The Pantry / Puffed rice

Puffed rice

muri · mudi

Rice, puffed to almost nothing — Bengal's favourite fidget-food.


What it is

Puffed rice is rice heated until each grain bursts into a light, dry, airy puff — the base of the great street snacks jhalmuri (Bengal) and bhel puri (west). Eaten by the handful plain, or tossed with vegetables, chutney and crunch into a snack assembled to order.

Where it comes from

Puffed rice belongs to the everyday snack culture of the whole region, but nowhere more than Bengal, where muri is a daily food — with tea, with vegetables, tossed into jhalmuri from a street cart.

What it's called

Puffed rice · muri / mudi (Bengali) · murmura (Hindi) · kurmura.

In the kitchen

Tossed at the last moment with chopped onion, tomato, chilli, mustard oil and crunchy bits into jhalmuri, or with chutneys and sev into bhel — assembled fast and eaten at once, before it softens.
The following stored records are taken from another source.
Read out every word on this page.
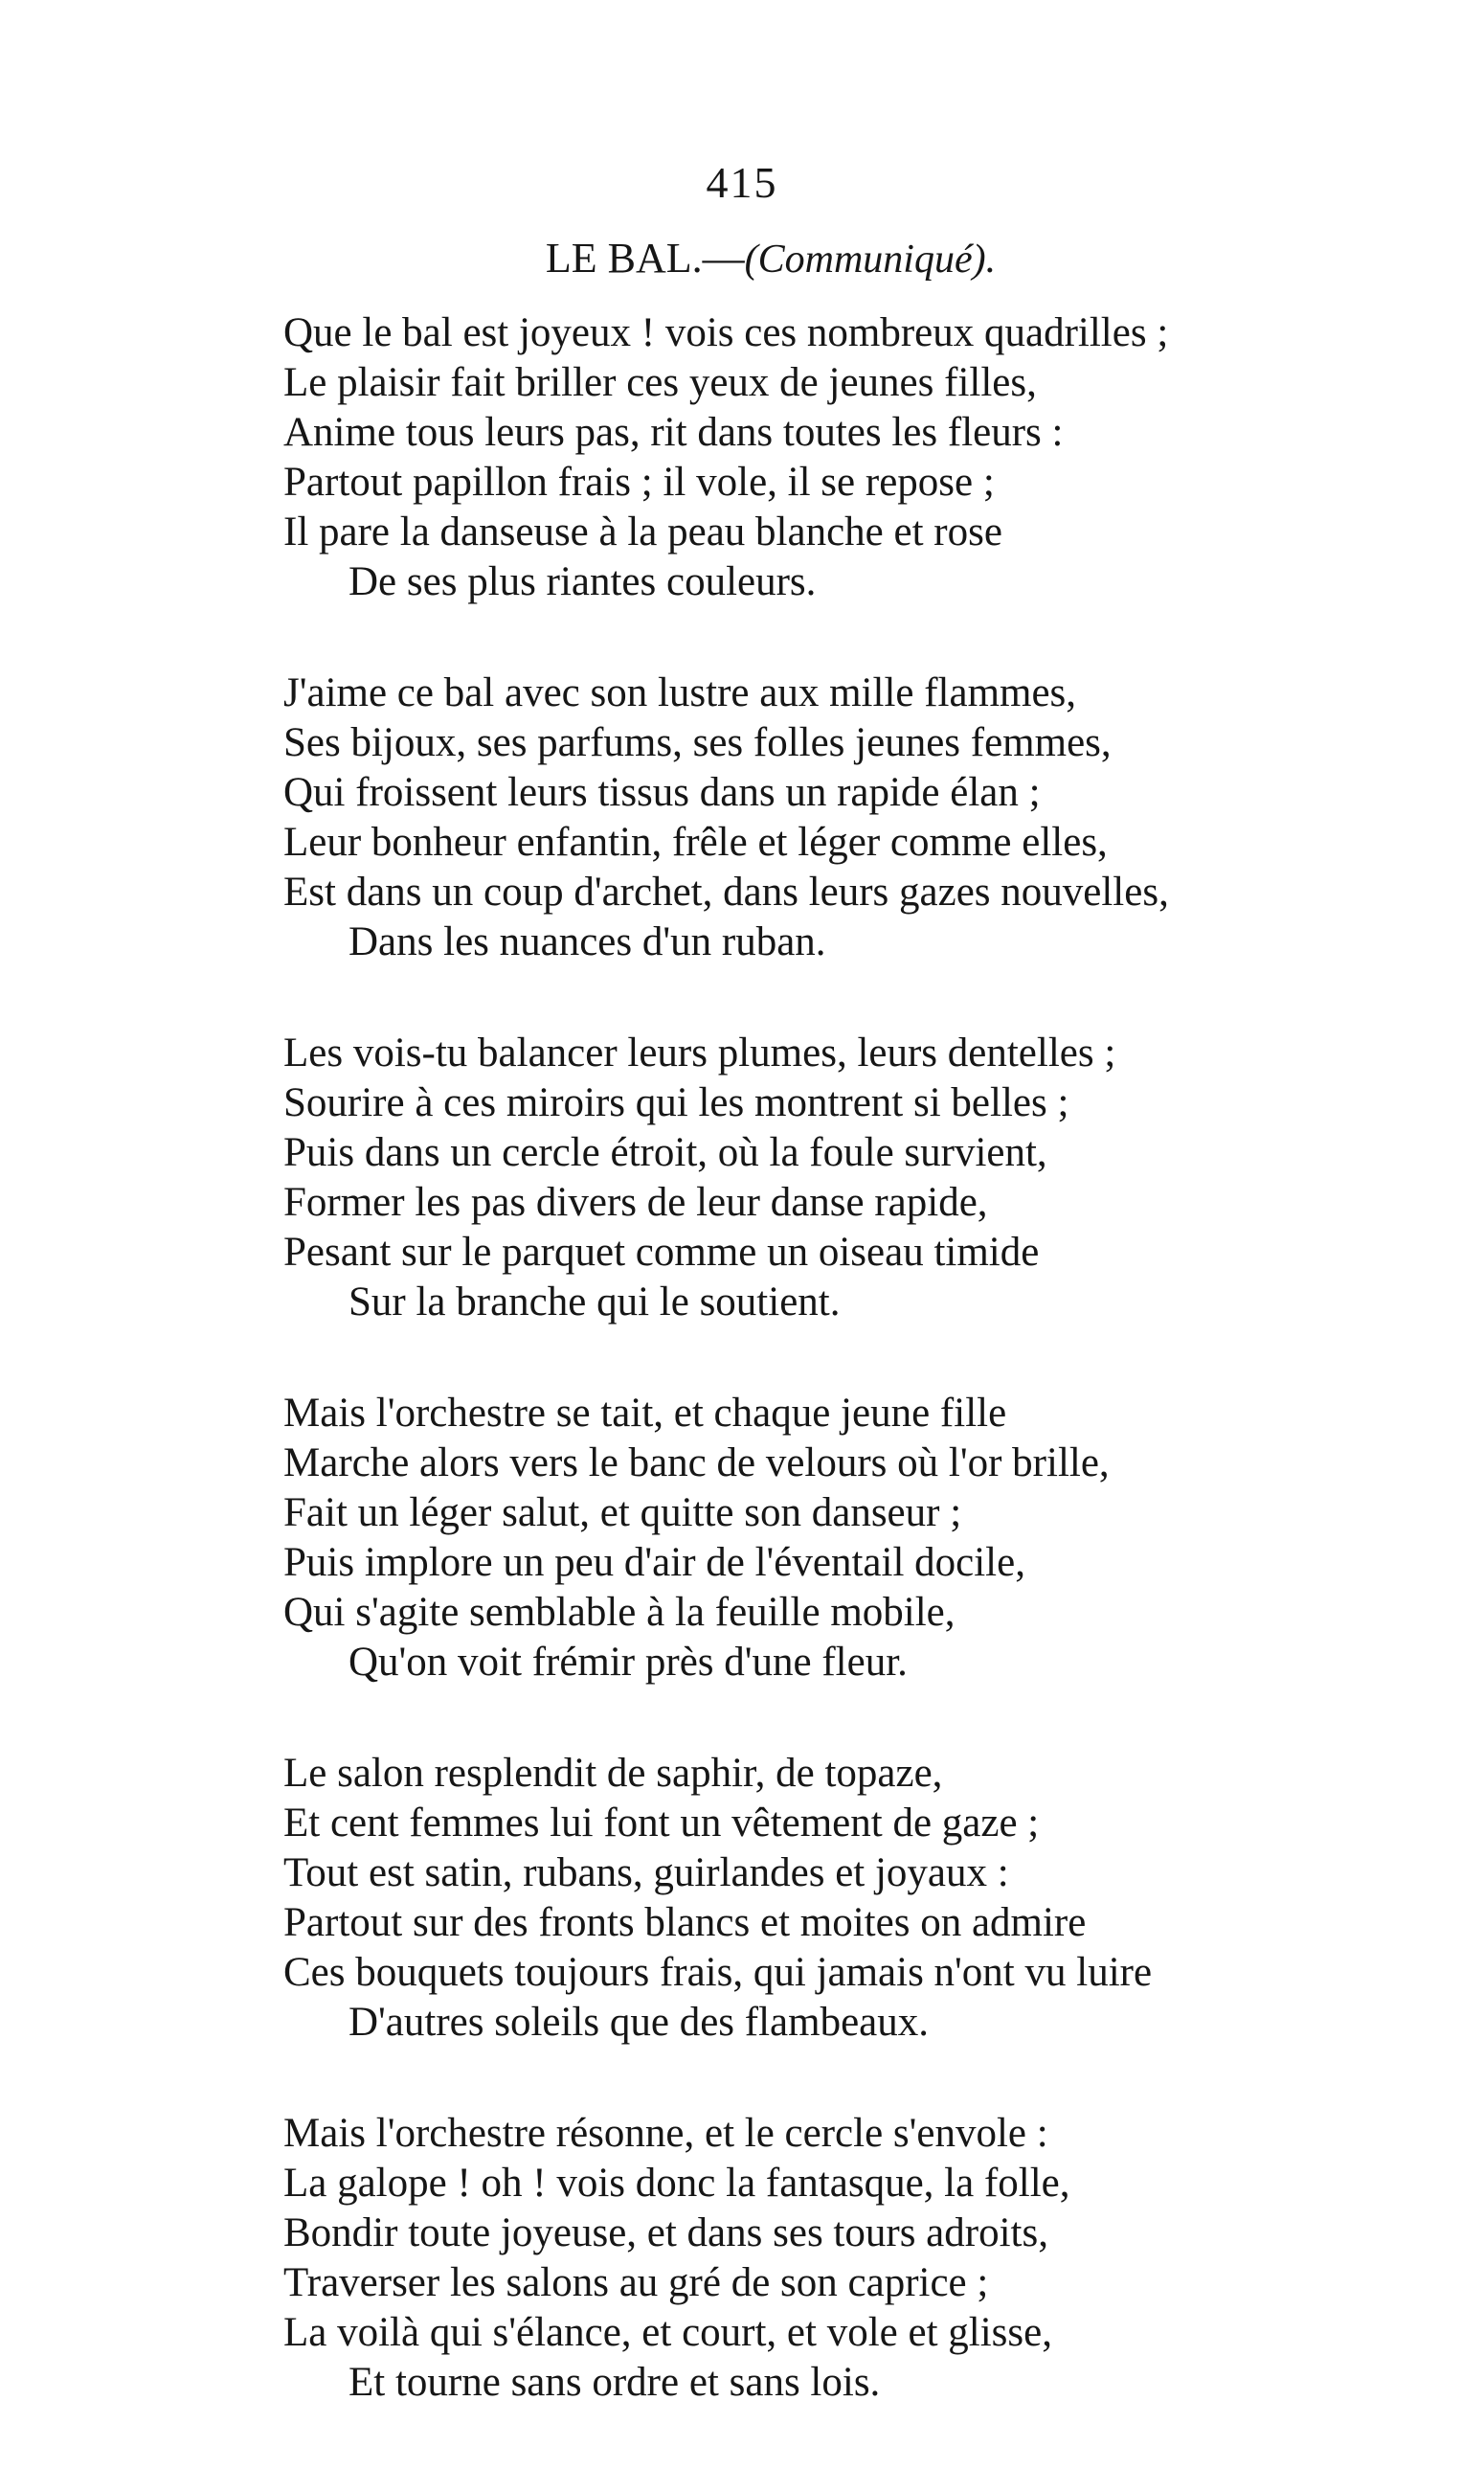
415
LE BAL.—(Communiqué).
Que le bal est joyeux ! vois ces nombreux quadrilles ;
Le plaisir fait briller ces yeux de jeunes filles,
Anime tous leurs pas, rit dans toutes les fleurs :
Partout papillon frais ; il vole, il se repose ;
Il pare la danseuse à la peau blanche et rose
De ses plus riantes couleurs.
J'aime ce bal avec son lustre aux mille flammes,
Ses bijoux, ses parfums, ses folles jeunes femmes,
Qui froissent leurs tissus dans un rapide élan ;
Leur bonheur enfantin, frêle et léger comme elles,
Est dans un coup d'archet, dans leurs gazes nouvelles,
Dans les nuances d'un ruban.
Les vois-tu balancer leurs plumes, leurs dentelles ;
Sourire à ces miroirs qui les montrent si belles ;
Puis dans un cercle étroit, où la foule survient,
Former les pas divers de leur danse rapide,
Pesant sur le parquet comme un oiseau timide
Sur la branche qui le soutient.
Mais l'orchestre se tait, et chaque jeune fille
Marche alors vers le banc de velours où l'or brille,
Fait un léger salut, et quitte son danseur ;
Puis implore un peu d'air de l'éventail docile,
Qui s'agite semblable à la feuille mobile,
Qu'on voit frémir près d'une fleur.
Le salon resplendit de saphir, de topaze,
Et cent femmes lui font un vêtement de gaze ;
Tout est satin, rubans, guirlandes et joyaux :
Partout sur des fronts blancs et moites on admire
Ces bouquets toujours frais, qui jamais n'ont vu luire
D'autres soleils que des flambeaux.
Mais l'orchestre résonne, et le cercle s'envole :
La galope ! oh ! vois donc la fantasque, la folle,
Bondir toute joyeuse, et dans ses tours adroits,
Traverser les salons au gré de son caprice ;
La voilà qui s'élance, et court, et vole et glisse,
Et tourne sans ordre et sans lois.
Eaten plain with tea besides. Its whole appeal is lightness and crunch, which moisture destroys.

What we know about the claims

A light, low-fat grain snack; the puffing is just heat, no oil. Wholesome enough as snacks go. No caution.

Choosing and buying

Sold bagged in South Asian grocers (UK and US) as muri, murmura or puffed rice. Keep sealed and dry — it goes stale-soft quickly once opened.